As Levine  notes, the widely publicized revelation that Big Data companies track rape victims was just the tip of the iceberg. They also track “anorexia, substance abuse, AIDS and HIV … Bedwetting (Enuresis), Binge Eating Disorder, Depression, Fetal Alcohol Syndrome, Genital Herpes, Genital Warts, Gonorrhea, Homelessness, Infertility, Syphilis … the list goes on and on and on and on.”
Given its recent hardball tactics, here’s a little-known development that should concern more people: Amazon also hosts 37 percent of the nation’s  cloud computing services, which means it has access to the inner workings of the software that runs all sorts of businesses – including ones that handle your personal data.
For all its protestations, Microsoft is no different when it comes to privacy.
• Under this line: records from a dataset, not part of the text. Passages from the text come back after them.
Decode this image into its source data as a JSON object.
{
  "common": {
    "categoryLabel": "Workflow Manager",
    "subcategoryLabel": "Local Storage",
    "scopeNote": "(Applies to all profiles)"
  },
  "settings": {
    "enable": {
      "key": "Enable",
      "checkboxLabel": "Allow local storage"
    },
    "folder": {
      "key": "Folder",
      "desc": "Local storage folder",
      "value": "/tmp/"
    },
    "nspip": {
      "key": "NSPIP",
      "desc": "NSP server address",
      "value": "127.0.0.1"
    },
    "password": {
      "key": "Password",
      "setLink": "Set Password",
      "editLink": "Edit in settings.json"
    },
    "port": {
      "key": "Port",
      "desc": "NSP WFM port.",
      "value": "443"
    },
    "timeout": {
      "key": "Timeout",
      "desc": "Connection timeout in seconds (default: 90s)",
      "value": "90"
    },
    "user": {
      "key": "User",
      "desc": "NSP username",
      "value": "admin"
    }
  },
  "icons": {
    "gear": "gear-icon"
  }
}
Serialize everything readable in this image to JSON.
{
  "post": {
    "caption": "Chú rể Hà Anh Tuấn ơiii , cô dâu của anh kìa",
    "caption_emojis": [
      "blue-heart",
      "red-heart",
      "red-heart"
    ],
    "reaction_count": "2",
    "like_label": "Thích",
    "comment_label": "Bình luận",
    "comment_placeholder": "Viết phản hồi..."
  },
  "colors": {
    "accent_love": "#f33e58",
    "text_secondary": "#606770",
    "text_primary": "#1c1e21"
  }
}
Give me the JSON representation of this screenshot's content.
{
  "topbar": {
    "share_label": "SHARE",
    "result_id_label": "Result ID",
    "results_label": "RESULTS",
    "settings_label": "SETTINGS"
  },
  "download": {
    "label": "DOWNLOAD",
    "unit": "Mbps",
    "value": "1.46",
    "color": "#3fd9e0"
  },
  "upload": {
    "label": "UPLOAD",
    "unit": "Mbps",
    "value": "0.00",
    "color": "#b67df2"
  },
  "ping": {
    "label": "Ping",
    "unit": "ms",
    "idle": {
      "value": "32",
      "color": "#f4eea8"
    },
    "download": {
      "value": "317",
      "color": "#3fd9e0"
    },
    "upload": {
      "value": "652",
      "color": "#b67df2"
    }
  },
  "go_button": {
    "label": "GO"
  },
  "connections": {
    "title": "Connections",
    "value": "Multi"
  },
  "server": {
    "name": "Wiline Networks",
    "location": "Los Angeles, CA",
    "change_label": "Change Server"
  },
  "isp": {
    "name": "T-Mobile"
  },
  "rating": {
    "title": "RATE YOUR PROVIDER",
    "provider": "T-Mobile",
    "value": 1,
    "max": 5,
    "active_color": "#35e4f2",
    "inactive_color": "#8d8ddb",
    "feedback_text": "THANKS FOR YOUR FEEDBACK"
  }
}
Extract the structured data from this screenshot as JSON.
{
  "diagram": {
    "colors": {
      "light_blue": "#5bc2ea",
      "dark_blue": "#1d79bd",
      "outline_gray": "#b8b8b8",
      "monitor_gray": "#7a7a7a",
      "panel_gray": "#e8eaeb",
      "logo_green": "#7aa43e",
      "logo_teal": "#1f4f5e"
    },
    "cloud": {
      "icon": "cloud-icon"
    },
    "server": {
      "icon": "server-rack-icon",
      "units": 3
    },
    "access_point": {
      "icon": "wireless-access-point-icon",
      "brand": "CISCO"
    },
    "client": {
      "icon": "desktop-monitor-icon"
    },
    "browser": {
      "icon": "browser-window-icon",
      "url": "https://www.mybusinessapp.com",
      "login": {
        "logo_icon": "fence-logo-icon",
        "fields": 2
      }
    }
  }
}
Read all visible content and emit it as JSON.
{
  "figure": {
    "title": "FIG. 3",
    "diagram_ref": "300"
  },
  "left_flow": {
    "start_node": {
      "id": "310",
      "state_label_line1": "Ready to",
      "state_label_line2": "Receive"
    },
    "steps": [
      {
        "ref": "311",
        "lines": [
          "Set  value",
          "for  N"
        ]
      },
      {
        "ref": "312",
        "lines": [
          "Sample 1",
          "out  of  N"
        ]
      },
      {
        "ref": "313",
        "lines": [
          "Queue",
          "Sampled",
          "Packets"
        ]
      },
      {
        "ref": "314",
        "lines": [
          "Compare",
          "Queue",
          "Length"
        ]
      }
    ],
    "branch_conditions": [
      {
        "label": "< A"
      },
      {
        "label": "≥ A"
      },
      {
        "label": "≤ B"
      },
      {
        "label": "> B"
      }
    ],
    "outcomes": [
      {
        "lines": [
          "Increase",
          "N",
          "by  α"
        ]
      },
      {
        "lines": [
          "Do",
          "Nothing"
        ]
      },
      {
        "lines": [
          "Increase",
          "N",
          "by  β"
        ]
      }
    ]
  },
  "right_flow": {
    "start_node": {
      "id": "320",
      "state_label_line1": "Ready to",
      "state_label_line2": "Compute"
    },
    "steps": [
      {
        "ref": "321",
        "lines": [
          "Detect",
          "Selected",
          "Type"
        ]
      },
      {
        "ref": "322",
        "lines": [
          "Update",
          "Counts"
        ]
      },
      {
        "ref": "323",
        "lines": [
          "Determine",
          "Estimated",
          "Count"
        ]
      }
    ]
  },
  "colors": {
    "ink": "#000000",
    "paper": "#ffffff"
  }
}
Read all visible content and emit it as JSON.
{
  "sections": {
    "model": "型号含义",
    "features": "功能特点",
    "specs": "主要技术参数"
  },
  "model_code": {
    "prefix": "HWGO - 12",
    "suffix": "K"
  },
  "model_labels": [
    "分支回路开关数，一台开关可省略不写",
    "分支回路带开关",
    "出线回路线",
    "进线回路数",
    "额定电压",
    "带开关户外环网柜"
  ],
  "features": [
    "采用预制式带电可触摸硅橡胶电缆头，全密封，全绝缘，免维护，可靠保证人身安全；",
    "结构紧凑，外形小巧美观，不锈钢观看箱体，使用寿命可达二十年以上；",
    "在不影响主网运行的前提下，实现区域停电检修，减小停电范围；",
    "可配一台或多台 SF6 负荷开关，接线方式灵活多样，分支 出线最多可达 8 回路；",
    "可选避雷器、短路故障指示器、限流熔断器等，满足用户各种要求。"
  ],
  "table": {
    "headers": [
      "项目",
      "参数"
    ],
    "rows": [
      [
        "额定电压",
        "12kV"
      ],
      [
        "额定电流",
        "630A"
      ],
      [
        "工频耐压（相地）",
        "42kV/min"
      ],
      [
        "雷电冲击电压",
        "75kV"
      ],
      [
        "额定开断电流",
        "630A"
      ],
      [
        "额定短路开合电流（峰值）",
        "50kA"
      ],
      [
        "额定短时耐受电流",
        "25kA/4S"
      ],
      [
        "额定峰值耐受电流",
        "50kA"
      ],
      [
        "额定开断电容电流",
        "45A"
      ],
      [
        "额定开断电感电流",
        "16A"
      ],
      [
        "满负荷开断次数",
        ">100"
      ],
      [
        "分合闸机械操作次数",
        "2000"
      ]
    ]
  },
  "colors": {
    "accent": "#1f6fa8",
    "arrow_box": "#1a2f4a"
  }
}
The camera and microphone on its  Xbox One devices were initially designed to be left on at all times, and it refused to change that policy until purchasers protested.
Privacy, like water or energy, is a public resource. As the Snowden revelations have taught us, all such resources are at constant risk of government abuse.  The Supreme Court just banned warrantless searches of smartphones – by law enforcement. Will we be granted similar protections from Big Tech corporations?
Freedom of information is at risk.
Google tracks your activity and customizes search results, a process that can filter or distort your perception of the world around you.  What’s more, this “personalized search results” feature leads you back to information sources you’ve used before, which potentially narrows our ability to discover new perspectives or resources.  Over time this creates an increasingly narrow view of the world.
What’s more, Google’s shopping tools have begun using “paid inclusion,” a pay-for-play search feature it once condemned as “evil.” Its response is to say it prefers not to call this practice “paid inclusion,” even though its practices  appear to meet the Federal Trade Commission’s definition of the term.
As for Amazon, it has even manipulated its recommendation searches in order to retaliate against other businesses, as we’ll see in the next section.
The free market could become even less free.
Could Big Tech and its data be used to set user-specific pricing, based on what is known about an individual’s willingness to pay more for the same product? Benjamin Schiller of Brandeis University wrote a  working paper last year that showed how Netflix could do exactly that. Grocery stores and other retailers are already implementing technology that offers different pricing to different shoppers based on their data profile.
For its part, Amazon is introducing a phone that will also tag the items around you, as well as the music and programs you hear, for you to purchase – from Amazon, of course. Who will be purchasing the data those phones collect about  you?
The power and knowledge they have accumulated is frightening. But the Big Tech corporations are just getting started. Google has photographically mapped the entire world. It intends to put the world’s books into a privately owned online library. It’s launching balloons around the globe that will bring Internet access to remote areas – on its terms. It’s attempting to create artificial intelligence and extend the human lifespan.
Amazon hopes to deliver its products by drone within the next few years, an idea that would seem preposterous if not for its undeniable lobbying clout. Each of these Big Tech corporations has the ability to filter – and alter – our very perceptions of the world around us. And each of them has already shown a willingness to abuse it for their own ends.
These aren’t just the portraits of futuristic corporations that have become drunk on unchecked power. It’s a sign that things are likely to get worse – perhaps a lot worse – unless something is done. The solution may lie with an old concept. It may be time to declare Big Tech a public utility.